Scottish student Eilidh Cameron, 21, who found herself covered in bedbug bites in a French Airbnb in July 2023, reiterated the stress of going through such an ordeal. 

She said: “We were so stressed out, thinking, this is over all of our clothes, all of our belongings, and we had nowhere else to go. 

“I was moving into a new flat when I came back to Glasgow and it was just so stressful thinking, I don’t want to infest a new property with bedbugs.

“I was a student so I didn’t have the means to steam all my clothes or throw clothes away — I was very overwhelmed.

“Any bites can show up days after you’ve been bitten so I kept getting new ones and being so so anxious that I’d brought them back.”

Despite the negligible spike in bedbug-related council visits around the Paris infestation, the council data did reveal an overall surge in late summer-early autumn 2023 compared to the rest of that year.

However, this is in-line with usual peak season for bedbugs, due to warm weather and increased travel.

The same data also showed a high degree of variation in the number of bedbug-related visits council-to-council over the last three years.

At the top end, Southwark Council made a total of 6,130 visits between 2021-2023, with Islington, Lewisham, Newham and Tower Hamlets also making considerable numbers of visits.

At the bottom end, Sutton, Kingston and Merton made no visits during this three-year period, and Croydon made just 14.

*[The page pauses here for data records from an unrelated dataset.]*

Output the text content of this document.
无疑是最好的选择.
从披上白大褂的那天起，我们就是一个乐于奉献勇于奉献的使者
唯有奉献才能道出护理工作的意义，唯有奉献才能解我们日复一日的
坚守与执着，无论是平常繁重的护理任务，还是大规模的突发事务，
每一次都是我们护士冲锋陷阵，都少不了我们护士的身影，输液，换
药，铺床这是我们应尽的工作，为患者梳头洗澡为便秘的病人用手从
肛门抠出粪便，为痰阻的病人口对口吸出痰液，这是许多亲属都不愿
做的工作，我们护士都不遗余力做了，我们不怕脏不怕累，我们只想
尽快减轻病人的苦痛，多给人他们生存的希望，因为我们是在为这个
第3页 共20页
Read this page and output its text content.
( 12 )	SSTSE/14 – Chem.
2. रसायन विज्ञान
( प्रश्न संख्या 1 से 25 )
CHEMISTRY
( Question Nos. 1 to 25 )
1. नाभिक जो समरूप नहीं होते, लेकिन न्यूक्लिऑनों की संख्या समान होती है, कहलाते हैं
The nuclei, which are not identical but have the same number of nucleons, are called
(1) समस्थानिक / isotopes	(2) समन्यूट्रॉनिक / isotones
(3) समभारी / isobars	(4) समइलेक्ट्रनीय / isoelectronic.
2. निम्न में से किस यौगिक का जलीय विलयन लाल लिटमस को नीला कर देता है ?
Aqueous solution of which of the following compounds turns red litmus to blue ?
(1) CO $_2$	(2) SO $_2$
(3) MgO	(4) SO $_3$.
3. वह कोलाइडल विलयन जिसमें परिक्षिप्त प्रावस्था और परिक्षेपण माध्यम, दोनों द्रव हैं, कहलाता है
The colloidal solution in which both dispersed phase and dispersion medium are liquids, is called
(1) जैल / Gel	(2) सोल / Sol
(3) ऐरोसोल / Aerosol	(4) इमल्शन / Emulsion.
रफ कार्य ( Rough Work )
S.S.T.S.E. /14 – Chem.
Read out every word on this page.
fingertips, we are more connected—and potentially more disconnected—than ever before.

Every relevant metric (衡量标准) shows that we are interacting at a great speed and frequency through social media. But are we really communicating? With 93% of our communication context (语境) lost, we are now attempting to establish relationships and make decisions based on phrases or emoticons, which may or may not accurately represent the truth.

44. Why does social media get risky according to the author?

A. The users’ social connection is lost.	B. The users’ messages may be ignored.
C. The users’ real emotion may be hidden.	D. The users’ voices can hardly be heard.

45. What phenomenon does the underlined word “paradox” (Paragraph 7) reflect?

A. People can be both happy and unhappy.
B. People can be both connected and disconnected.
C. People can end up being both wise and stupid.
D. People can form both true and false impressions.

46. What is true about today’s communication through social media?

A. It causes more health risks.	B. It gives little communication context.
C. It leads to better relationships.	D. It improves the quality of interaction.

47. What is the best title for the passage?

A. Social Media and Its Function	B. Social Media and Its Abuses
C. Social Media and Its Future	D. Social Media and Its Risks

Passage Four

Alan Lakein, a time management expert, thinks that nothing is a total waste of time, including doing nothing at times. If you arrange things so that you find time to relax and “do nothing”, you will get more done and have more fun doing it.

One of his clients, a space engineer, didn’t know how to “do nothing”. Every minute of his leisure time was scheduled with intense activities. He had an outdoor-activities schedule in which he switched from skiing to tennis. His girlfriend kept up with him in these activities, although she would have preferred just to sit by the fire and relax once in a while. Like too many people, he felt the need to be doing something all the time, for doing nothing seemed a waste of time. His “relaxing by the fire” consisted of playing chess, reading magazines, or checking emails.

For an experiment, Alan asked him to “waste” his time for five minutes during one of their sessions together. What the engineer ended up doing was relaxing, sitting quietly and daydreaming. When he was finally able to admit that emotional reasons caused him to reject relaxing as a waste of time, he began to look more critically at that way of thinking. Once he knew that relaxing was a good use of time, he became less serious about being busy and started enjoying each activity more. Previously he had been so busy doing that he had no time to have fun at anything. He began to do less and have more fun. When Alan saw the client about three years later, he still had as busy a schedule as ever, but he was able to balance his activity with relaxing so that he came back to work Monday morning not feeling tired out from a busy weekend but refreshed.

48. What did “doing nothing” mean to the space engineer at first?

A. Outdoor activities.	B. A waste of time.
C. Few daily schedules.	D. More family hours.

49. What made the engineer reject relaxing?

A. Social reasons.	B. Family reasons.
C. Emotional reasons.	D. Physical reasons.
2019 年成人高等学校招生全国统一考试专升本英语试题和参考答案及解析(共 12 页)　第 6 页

Blackhurst stressed this was likely down to the different ways in which councils respond to bedbug complaints, rather than the number of bedbugs itself, explaining that while some councils may have a comprehensive five-step treatment plan, generating more visits, others may have no bedbug service at all.

Councillor James McAsh of Southwark Council, also Cabinet Member for the Climate Emergency, Clean Air and Streets, echoed: “Southwark is the largest social landlord in London and the fourth largest in the UK. 

“We also offer a free pest control service to our tenants, unlike many local authorities across the country.

“As a result, we have a bigger pest control team and naturally carry out more visits.”

London councils omitted from this bedbugs dataset are Havering, Barking and Dagenham, Brent, Bromley, Hammersmith and Fulham, Harrow, Waltham Forest, Westminster and Bexley.